If you want to run the connect wizard and set up the Essentials features like client computer backup and anywhere access, then as far as I can tell this is the official way:

  • Make sure you have an admin user and password for the PC itself (not a domain user).
  • Demote the computer from the domain and join it to a workgroup. Make sure the computer is fully removed from the domain.
  • Then go to the connect URL and join it back.

If you are lucky, the domain user profile will magically reappear with all the old desktop icons, My Documents and so on. If you are unlucky you may need manual steps to recover it, or to use profile migration tools.

This is just lazy on Microsoft’s part. It has not bothered to create a tool that will do what is necessary to migrate an existing client computer into the Server Essentials experience (unless such a tool exists and I did not find it; I have seen reports of regedit hacks).

The second annoyance was with the Anywhere Access wizard. This is for enabling users to log in over the internet and access limited server features, and connect to their client desktop. I ran the wizard, installed a valid certificate, used a valid DNS name, manually opened port 443 on the external firewall, but still got verification errors.

image

Clicking Repair is no help. However, Anywhere Access works fine. I captured this screenshot from a remote session:

image

All of the above is normal business for Microsoft partners, but does illustrate why small businesses that take on this kind of task without partner assistance may well run into difficulties.

Looking at the sloppy documentation and missing pieces I do get the impression that Microsoft cares little about the numerous small businesses trundling away on old versions of SBS, but which now need to migrate. Why should it, one might observe, considering how little it charges for SBS 2012 Essentials? It is a fair point; but I would argue that looking after the small guys pays off, since some grow into big businesses, and even those that do not form a large business sector in aggregate. Google Apps, one suspects, is easier.

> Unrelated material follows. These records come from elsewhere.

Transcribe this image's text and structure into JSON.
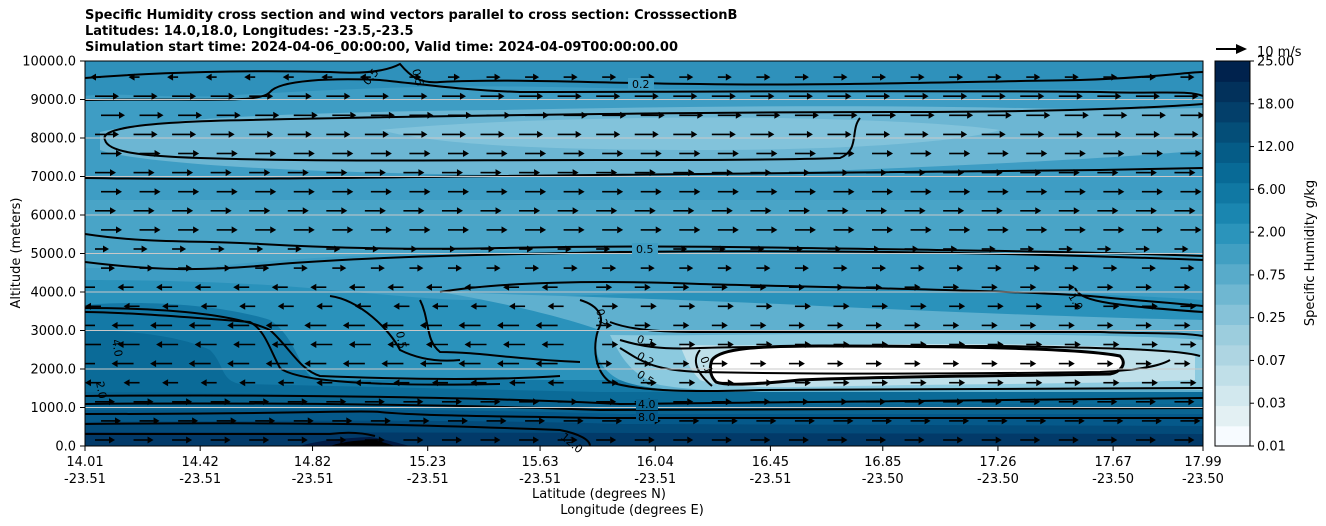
{
  "chart_data": {
    "type": "heatmap",
    "title_lines": [
      "Specific Humidity cross section and wind vectors parallel to cross section: CrosssectionB",
      "Latitudes: 14.0,18.0, Longitudes: -23.5,-23.5",
      "Simulation start time: 2024-04-06_00:00:00, Valid time: 2024-04-09T00:00:00.00"
    ],
    "ylabel": "Altitude (meters)",
    "xlabel_lat": "Latitude (degrees N)",
    "xlabel_lon": "Longitude (degrees E)",
    "ylim": [
      0,
      10000
    ],
    "y_ticks": [
      "0.0",
      "1000.0",
      "2000.0",
      "3000.0",
      "4000.0",
      "5000.0",
      "6000.0",
      "7000.0",
      "8000.0",
      "9000.0",
      "10000.0"
    ],
    "x_ticks_lat": [
      "14.01",
      "14.42",
      "14.82",
      "15.23",
      "15.63",
      "16.04",
      "16.45",
      "16.85",
      "17.26",
      "17.67",
      "17.99"
    ],
    "x_ticks_lon": [
      "-23.51",
      "-23.51",
      "-23.51",
      "-23.51",
      "-23.51",
      "-23.51",
      "-23.51",
      "-23.50",
      "-23.50",
      "-23.50",
      "-23.50"
    ],
    "colorbar": {
      "label": "Specific Humidity g/kg",
      "tick_labels": [
        "0.01",
        "0.03",
        "0.07",
        "0.25",
        "0.75",
        "2.00",
        "6.00",
        "12.00",
        "18.00",
        "25.00"
      ],
      "levels": [
        "0.01",
        "0.02",
        "0.03",
        "0.05",
        "0.07",
        "0.1",
        "0.25",
        "0.5",
        "0.75",
        "1.0",
        "2.00",
        "4.0",
        "6.00",
        "8.0",
        "12.00",
        "15.0",
        "18.00",
        "21.0",
        "25.00"
      ],
      "colors": [
        "#f7fbff",
        "#e3f0f3",
        "#d2e8ee",
        "#c0dfe8",
        "#aed5e2",
        "#9ccddd",
        "#86c2d8",
        "#6fb7d1",
        "#58abca",
        "#419fc2",
        "#2b94bb",
        "#1a86b0",
        "#1078a3",
        "#086a96",
        "#055c87",
        "#044e78",
        "#033f6a",
        "#02315b",
        "#00224d"
      ],
      "cmap_top": "#001f4d"
    },
    "quiver_key": {
      "label": "10 m/s",
      "value": 10
    },
    "contour_labels": [
      "0.2",
      "0.5",
      "1.0",
      "4.0",
      "2.0",
      "0.5",
      "0.2",
      "0.1",
      "0.2",
      "0.5",
      "4.0",
      "8.0",
      "12.0",
      "0.5",
      "0.5",
      "0.1"
    ],
    "grid": "horizontal",
    "colors": {
      "mid_blue": "#4aa3c6",
      "dark_blue": "#08306b",
      "light_blue": "#7fc1d9",
      "dry_white": "#ffffff"
    }
  }
}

An underlying issue, as ever with SBS, is that Windows Server and in particular Active Directory is designed for large scale setups, and while SBS attempts to disguise the complexity, it is all there underneath and cannot always be ignored.

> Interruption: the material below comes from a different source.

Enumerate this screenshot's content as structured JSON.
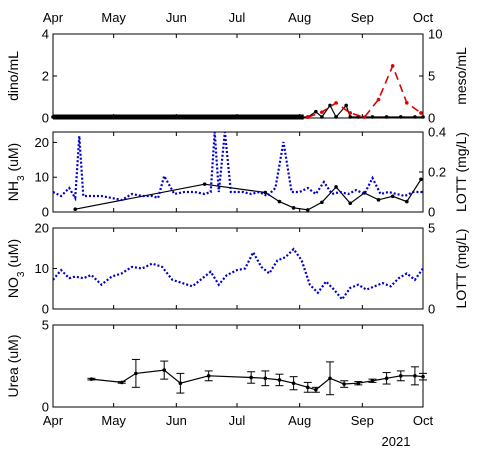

In mitigation, I have to say that for businesses like the one described above SBS has done a solid job with relatively little attention over many years, which is why it is worth some pain in installation.

Update: A couple of further observations and tips.

Concerning remote access, I suspect the wizard wants to see port 80 open and directed to the server. However this is not necessary as far as I can tell. It is also worth noting that SBS Essentials R2 installs TS Gateway, which means you can configure RDP direct to the server desktop (rather than to the limited dashboard you get via the Anywhere Access site).

The documentation, such as it is, suggests that you use the router for DHCP. Personally I prefer to have this on the server, and it also saves time and avoids errors since you can import the DHCP configuration to the new server.